Slow Cooker Ham and Potato Soup from Holiday Leftovers
 
Prep time
Cook time
Total time
 
Author:
Serves: 6-8
Ingredients
  • 1 large, yellow onion, chopped
  • 3 cloves garlic, minced or pressed
  • 1 - 2 lbs. of leftover holiday ham, chopped
  • Approximately 4 cups leftover holiday potatoes (scalloped, mashed, etc.)
  • 1 cup leftover roasted butternut squash, chopped
  • 2 tsp. Herbs de Provence
  • 1-2 bay leaves
  • Fresh ground pepper, to taste
  • 4 cups reduced-sodium chicken broth
  • 8 oz. frozen sweet garden peas
  • 1 cup nonfat plain greek yogurt
Instructions
  1. Spray the bowl of a slow cooker with nonstick cooking spray.
  2. Add onions and garlic to the bottom of the bowl.
  3. Top with chopped ham, potatoes and butternut squash.
  4. Add herbs de provence, bay leaves and pepper (salt is probably not needed due to the salt in the ham and potatoes, but add some if you feel it is necessary)
  5. Add chicken broth and stir to combine.

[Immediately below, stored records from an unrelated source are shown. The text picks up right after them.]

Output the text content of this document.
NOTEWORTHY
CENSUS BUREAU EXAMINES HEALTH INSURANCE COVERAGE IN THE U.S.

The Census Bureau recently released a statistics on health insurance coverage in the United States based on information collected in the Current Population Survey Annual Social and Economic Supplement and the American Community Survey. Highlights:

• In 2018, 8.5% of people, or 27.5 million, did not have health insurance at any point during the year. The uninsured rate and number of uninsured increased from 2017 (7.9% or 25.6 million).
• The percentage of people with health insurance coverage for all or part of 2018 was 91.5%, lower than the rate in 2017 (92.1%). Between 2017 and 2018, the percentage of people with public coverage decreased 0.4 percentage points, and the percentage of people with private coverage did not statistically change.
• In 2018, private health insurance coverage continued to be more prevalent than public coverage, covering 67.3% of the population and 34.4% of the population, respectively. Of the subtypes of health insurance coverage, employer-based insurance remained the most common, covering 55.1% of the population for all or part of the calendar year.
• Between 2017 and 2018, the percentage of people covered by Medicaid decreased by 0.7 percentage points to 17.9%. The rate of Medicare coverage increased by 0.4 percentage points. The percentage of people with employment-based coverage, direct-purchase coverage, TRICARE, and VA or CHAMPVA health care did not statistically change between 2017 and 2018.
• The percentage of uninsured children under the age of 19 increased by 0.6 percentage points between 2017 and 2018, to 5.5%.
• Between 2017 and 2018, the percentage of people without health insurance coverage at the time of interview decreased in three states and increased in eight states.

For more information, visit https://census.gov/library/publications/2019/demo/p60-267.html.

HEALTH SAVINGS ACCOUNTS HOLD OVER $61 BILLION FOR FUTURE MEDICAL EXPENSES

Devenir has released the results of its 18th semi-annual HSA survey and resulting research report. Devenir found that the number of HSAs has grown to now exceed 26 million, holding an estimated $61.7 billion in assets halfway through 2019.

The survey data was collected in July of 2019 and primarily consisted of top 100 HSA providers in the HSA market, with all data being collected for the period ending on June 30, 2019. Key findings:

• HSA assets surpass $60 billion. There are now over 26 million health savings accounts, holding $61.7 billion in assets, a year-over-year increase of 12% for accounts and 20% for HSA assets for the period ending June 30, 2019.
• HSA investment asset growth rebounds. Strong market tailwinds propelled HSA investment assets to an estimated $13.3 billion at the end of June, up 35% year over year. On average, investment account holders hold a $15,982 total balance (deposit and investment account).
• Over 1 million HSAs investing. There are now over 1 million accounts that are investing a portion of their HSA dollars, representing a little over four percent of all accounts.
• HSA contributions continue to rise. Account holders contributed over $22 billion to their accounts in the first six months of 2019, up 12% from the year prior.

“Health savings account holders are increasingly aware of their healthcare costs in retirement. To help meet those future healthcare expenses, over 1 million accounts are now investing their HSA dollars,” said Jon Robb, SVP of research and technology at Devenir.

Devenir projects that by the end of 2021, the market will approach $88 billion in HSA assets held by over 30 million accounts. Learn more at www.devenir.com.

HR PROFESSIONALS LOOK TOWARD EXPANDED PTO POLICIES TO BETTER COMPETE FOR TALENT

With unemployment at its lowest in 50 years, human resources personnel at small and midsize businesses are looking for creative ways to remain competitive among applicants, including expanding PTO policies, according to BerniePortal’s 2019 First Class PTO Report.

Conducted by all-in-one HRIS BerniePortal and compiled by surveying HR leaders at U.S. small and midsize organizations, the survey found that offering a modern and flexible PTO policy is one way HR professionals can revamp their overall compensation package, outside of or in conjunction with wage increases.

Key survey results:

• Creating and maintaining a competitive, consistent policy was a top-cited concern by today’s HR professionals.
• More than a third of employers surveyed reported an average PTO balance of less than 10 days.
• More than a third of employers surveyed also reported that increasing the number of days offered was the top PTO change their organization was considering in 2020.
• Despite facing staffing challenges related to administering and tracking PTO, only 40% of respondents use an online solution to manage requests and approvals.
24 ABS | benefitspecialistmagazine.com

  6. Cover and cook on low for 7 hours or high for 3-4 hours.
  7. Use a potato masher, if needed, to break down potatoes further.
  8. Add greek yogurt and peas. Stir to combine.
  9. Cook an additional 15 minutes to heat through.
  10. Serve with additional greek yogurt or sour cream and crackers, if desired.